Figure 5. Re-expression of E-cadherin within the Inv-1a cells results in a thickened tissue formation and a reduction in the number of invasive cells. (A) RT-PCR for E-cadherin in Inv-1a clones that were infected with an E-cadherin-expressing retroviral vector showing E-cadherin expression. (B) H&E and immunofluorescence (E-cadherin – red; dapi – blue) staining of 3D tissues composed of either E-cadherin positive or E-cadherin negative Inv-1a cells. Scale bars = 100 µm.
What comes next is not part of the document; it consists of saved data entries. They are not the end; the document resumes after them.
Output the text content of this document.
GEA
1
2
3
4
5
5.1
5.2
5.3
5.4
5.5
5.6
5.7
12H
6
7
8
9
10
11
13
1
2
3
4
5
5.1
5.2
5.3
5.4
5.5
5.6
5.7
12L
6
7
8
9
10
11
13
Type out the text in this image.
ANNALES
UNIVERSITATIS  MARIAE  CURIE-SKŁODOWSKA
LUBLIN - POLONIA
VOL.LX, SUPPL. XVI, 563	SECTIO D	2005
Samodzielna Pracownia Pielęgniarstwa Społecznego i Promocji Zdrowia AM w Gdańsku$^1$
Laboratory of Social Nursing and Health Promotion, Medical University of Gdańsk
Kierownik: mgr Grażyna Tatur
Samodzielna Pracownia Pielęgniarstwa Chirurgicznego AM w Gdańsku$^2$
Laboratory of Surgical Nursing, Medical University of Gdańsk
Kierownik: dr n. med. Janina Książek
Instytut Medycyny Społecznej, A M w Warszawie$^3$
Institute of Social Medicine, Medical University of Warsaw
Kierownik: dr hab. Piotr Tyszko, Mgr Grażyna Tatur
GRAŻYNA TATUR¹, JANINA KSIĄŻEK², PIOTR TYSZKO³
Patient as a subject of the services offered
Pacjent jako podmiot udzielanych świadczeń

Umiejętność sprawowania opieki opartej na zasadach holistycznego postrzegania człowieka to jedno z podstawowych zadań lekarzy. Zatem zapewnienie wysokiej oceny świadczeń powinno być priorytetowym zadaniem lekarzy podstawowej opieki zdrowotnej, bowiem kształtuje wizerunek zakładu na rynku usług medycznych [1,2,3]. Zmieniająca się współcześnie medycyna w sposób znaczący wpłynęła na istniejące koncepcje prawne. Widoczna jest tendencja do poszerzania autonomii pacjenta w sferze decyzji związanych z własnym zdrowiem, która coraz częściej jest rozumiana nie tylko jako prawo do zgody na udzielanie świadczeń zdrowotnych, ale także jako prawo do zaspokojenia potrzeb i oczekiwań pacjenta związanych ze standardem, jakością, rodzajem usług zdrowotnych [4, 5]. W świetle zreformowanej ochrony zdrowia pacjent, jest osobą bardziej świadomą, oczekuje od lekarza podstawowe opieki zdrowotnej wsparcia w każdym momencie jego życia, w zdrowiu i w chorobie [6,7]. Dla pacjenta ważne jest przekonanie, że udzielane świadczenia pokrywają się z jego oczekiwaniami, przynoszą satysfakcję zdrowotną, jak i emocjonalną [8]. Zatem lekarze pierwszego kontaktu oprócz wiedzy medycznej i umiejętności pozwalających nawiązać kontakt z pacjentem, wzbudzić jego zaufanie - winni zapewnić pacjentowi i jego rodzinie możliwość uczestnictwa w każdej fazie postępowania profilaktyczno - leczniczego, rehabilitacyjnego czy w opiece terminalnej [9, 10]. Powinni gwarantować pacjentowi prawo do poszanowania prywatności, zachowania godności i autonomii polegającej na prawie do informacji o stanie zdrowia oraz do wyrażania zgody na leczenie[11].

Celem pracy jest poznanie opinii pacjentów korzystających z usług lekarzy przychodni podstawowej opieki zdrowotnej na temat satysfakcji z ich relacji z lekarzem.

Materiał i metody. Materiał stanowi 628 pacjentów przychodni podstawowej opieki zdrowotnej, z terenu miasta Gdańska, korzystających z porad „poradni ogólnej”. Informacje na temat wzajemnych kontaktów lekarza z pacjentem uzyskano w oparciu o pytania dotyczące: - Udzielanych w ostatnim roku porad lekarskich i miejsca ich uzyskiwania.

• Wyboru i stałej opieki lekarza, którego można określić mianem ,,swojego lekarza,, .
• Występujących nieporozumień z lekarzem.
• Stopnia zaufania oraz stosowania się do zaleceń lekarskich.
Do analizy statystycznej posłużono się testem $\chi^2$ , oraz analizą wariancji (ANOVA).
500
Figure 6. Gain of E-cadherin expression in the Inv-1a tissues is due to loss of DNA methylation, increased stromal invasion and elevated DNMT1 expression. (A) E-cadherin staining in a paraffin section of Inv-1a tissue used for LCM. The black arrow indicates the E-cadherin positive cells that were removed for DNA isolation. (B) MSP analysis of the DNA isolated from microdissected E-cadherin negative and positive cells in the Inv-1a tissue. Inv-1a cells grown in 2D culture were used as a control. (C) Immunohistochemical staining of E-cadherin (red) and DNMT1 (green) in 3D tissues composed of Inv-1a cell. The white boxes indicate regions of the tissue that stain for E-cadherin but have low levels of DNMT1 expression. Scale bars = 100 µm.
Figure 7. Specific histone modifications provide evidence for the plasticity of E-cadherin epigenetic regulation. (A) qRT-PCR for E-cadherin in Inv-1a cells after treatment with 5-aza-CdR, TSA, or the combination of the two (Combo). Data are normalized to GAPDH. **p < 0.03, ***p < 0.009 (B) ChIP analysis of methylated histones H3K4, H3K9, and H3K27 in association with the E-cadherin promoter in MSCC-1, Inv-1, and Inv-1a cells. No association of the E-cadherin promoter with methylated H3K9 was detected in any cell line.
Figure 8. Putative DNMT1 binding miR-148a affects DNMT1 and E-cadherin expression levels. (A) qPCR for miRNAs likely to bind to DNMT1. All data are normalized to U6 expression. ***p < 0.0001. (B) qPCR analysis of miR-148a expression after Inv-1a infection with either empty vector (pBabe) or the retroviral construct coding for miR-148a. (C) qPCR analysis of the mRNA levels of DNMT1 and E-cadherin in Inv-1a cells infected with either the empty pBabe vector or the vector encoding miR-148a. ***p < 0.02.